Scanned documents are sometimes misaligned, contain scanning artefacts or come with low contrast. Such properties are typical root causes for issues related to Optical Character Recognition (OCR). Furthermore, misaligned scans make it difficult to reliably use position based data extraction.
Docparser comes with a built in 'Clean & Normalize' preprocessing feature for scanned documents to improve OCR accuracy. This option can be found in the settings of your document parser under 'Settings Preprocessing'. Depending on your documents and your use-case, you may want to activate any of the following options.

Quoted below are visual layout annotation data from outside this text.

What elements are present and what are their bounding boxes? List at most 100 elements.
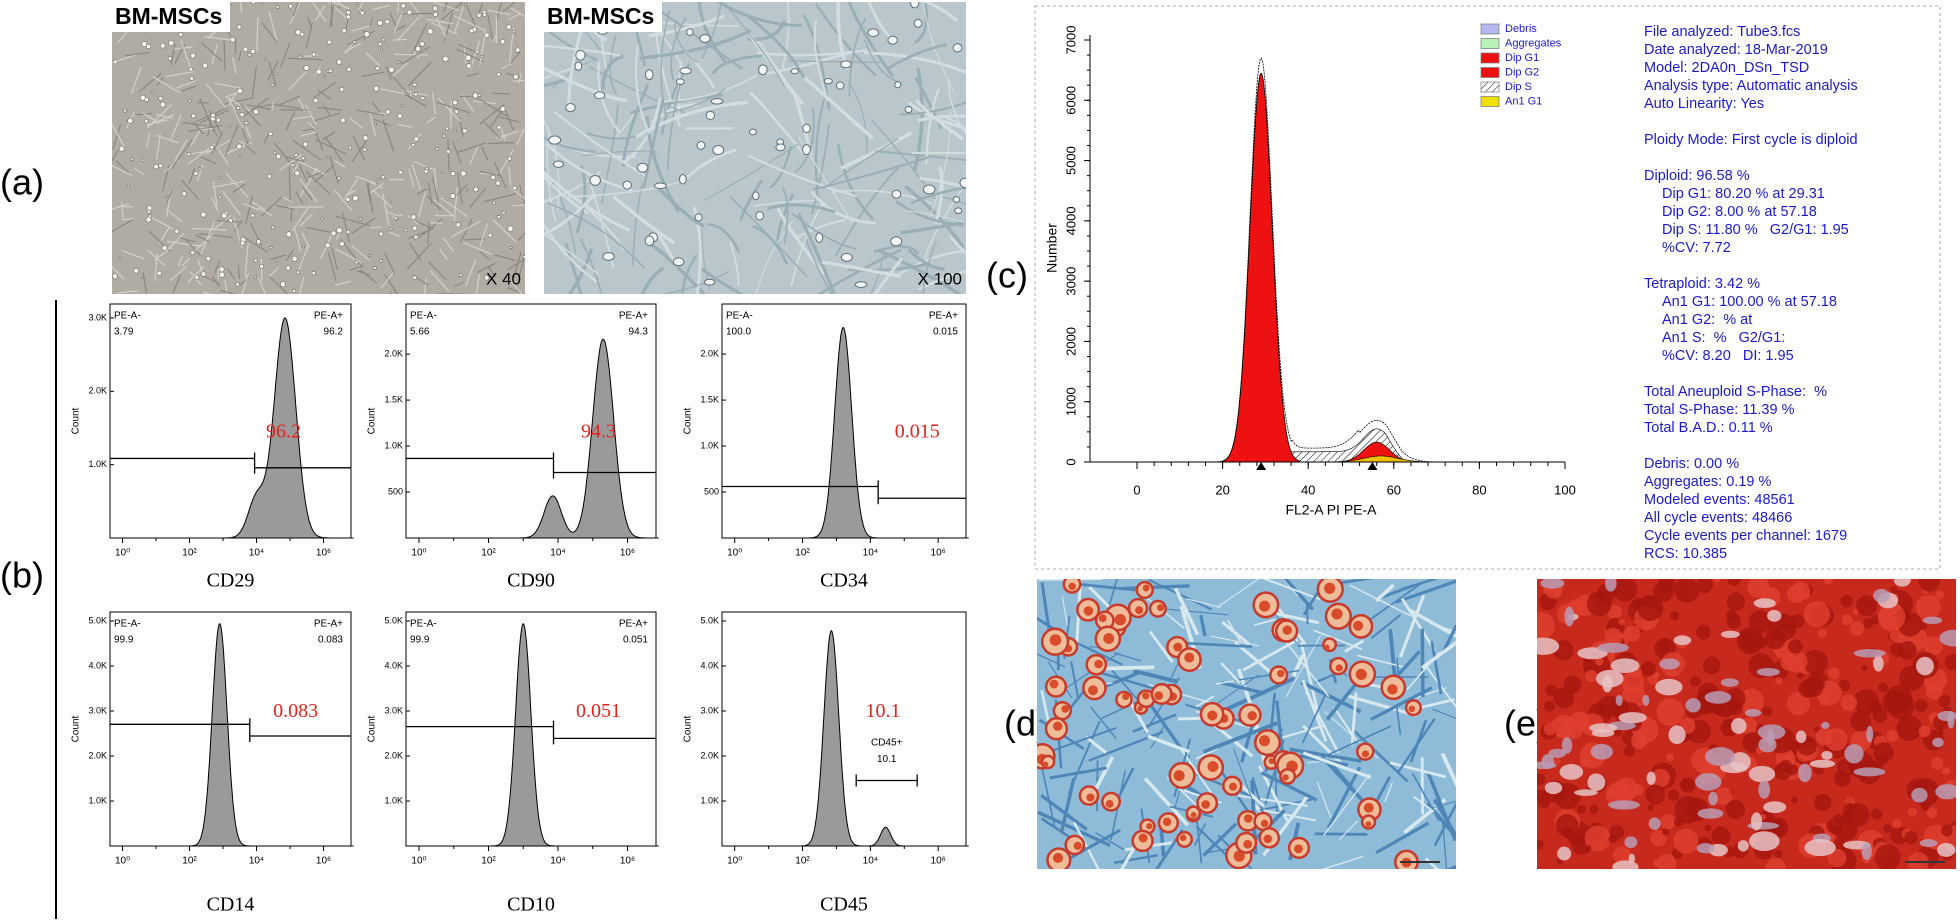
cell-process — [432, 177, 440, 203]
cell — [141, 275, 144, 279]
analysis-text: All cycle events: 48466 — [1644, 510, 1792, 526]
cell-process — [401, 46, 430, 65]
cell-process — [228, 97, 244, 129]
cell-process — [634, 45, 651, 135]
cell-process — [648, 14, 725, 38]
mineral-deposit — [1544, 700, 1555, 712]
mineral-deposit — [1787, 639, 1803, 654]
mineral-deposit — [1850, 710, 1872, 732]
cell-process — [367, 180, 384, 189]
cell-process — [452, 141, 462, 165]
unstained-patch — [1705, 747, 1736, 766]
cell — [433, 12, 438, 17]
cell — [891, 189, 902, 199]
cell — [412, 225, 418, 231]
cell-process — [200, 42, 224, 63]
mineral-deposit — [1814, 793, 1832, 812]
chondrocyte-nucleus — [1173, 770, 1185, 782]
mineral-deposit — [1696, 624, 1712, 640]
cell-process — [331, 247, 339, 270]
cell-process — [910, 186, 966, 205]
chondrocyte-nucleus — [1363, 802, 1374, 813]
cell — [686, 28, 694, 36]
cell — [193, 170, 199, 176]
cell — [575, 49, 586, 61]
cell-process — [270, 254, 288, 260]
cell-process — [271, 101, 275, 112]
an1-g1-area — [1325, 455, 1437, 463]
cell-process — [877, 248, 963, 294]
matrix-fiber — [1430, 800, 1456, 810]
cell — [200, 211, 207, 218]
cell-process — [487, 141, 515, 145]
cell-process — [436, 17, 447, 38]
x-tick-label: 20 — [1215, 482, 1229, 497]
cell-process — [226, 268, 236, 280]
cell — [205, 255, 212, 262]
y-tick-label: 2.0K — [88, 386, 107, 396]
cell-process — [225, 172, 249, 198]
matrix-fiber — [1394, 579, 1456, 604]
cell — [352, 195, 359, 202]
cell — [358, 217, 362, 221]
cell — [227, 125, 231, 129]
matrix-fiber — [1061, 596, 1068, 626]
y-tick-label: 2.0K — [88, 750, 107, 760]
cell-process — [813, 156, 929, 191]
matrix-fiber — [1274, 724, 1324, 741]
mineral-deposit — [1843, 802, 1856, 816]
cell — [454, 129, 457, 133]
mineral-deposit — [1885, 685, 1913, 712]
cell-process — [426, 195, 442, 211]
cell-process — [406, 243, 432, 270]
gate-percent: 0.083 — [273, 700, 318, 722]
cell — [194, 274, 200, 280]
mineral-deposit — [1863, 599, 1872, 608]
unstained-patch — [1753, 598, 1776, 608]
y-tick-label: 4000 — [1063, 206, 1078, 235]
chondrocyte-nucleus — [1263, 834, 1273, 844]
y-axis-label: Count — [367, 715, 378, 742]
matrix-fiber — [1176, 641, 1252, 648]
cell-process — [426, 116, 437, 124]
cell-process — [194, 233, 214, 252]
y-tick-label: 1.0K — [88, 459, 107, 469]
matrix-fiber — [1323, 773, 1371, 836]
chondrocyte-nucleus — [1190, 812, 1197, 818]
x-tick-label: 10⁴ — [550, 548, 565, 559]
unstained-patch — [1597, 642, 1629, 653]
image-title: BM-MSCs — [115, 3, 222, 29]
cell — [913, 19, 923, 28]
cell — [326, 69, 330, 73]
cell-process — [299, 213, 314, 227]
chondrocyte-nucleus — [1361, 750, 1370, 758]
mineral-deposit — [1640, 661, 1656, 677]
mineral-deposit — [1773, 762, 1792, 781]
chondrocyte-nucleus — [1201, 800, 1210, 809]
mineral-deposit — [1937, 729, 1944, 736]
cell — [952, 196, 961, 204]
cell-process — [476, 262, 496, 274]
mineral-deposit — [1823, 579, 1834, 585]
mineral-deposit — [1609, 698, 1630, 718]
unstained-patch — [1919, 839, 1938, 848]
cell — [952, 43, 963, 53]
legend-label: Dip G1 — [1505, 52, 1539, 64]
mineral-deposit — [1670, 611, 1680, 621]
matrix-fiber — [1253, 618, 1276, 626]
unstained-patch — [1916, 656, 1934, 676]
cell-process — [663, 87, 727, 115]
chondrocyte-nucleus — [1142, 692, 1150, 700]
cell-process — [297, 160, 327, 176]
cell-process — [701, 2, 722, 59]
y-tick-label: 2000 — [1063, 327, 1078, 356]
unstained-patch — [1618, 712, 1647, 724]
cell — [480, 54, 484, 58]
cell-process — [416, 188, 427, 195]
cell — [346, 66, 352, 72]
cell — [229, 36, 236, 43]
cell — [373, 85, 380, 92]
cell — [285, 231, 292, 238]
cell — [499, 106, 506, 112]
cell-process — [477, 97, 507, 117]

Please note that activating those options will increase the processing speed considerably. We recommend to activate preprocessing options only if necessary. Also, these preprocessing options are only applied when the document actually goes through Optical Character Recognition (OCR).
Remove Pixel Noise
The noise filter removes small clusters of pixels ("noise") and other scanning artefacts from your scan. We recommend to enable this option only when your scans are showing artefacts. Activating this filter and setting it to "heavy" might remove valid characters like dots and decimal points.
Stretch Contrasts
This preprocessing filter automatically increases the contrast of your scanned images and converts them to grayscale (mostly black and white). This option is very helpful if you have scans with low contrasts or if your documents contain light-grey areas which you want to have removed.
Deskew
Deskewing is the process of removing skew from images. Skew is scanning artefact that occurs when the camera of the scanner is misaligned, the paper was not placed completely flat or simply when the paper was slightly rotated when scanning.
Auto Zoom Content
This option tries to identify the content block of each page and tries to scale it to the full size of the page. This feature is helpful when you are dealing with documents having the same layout but are showing varying zoom levels.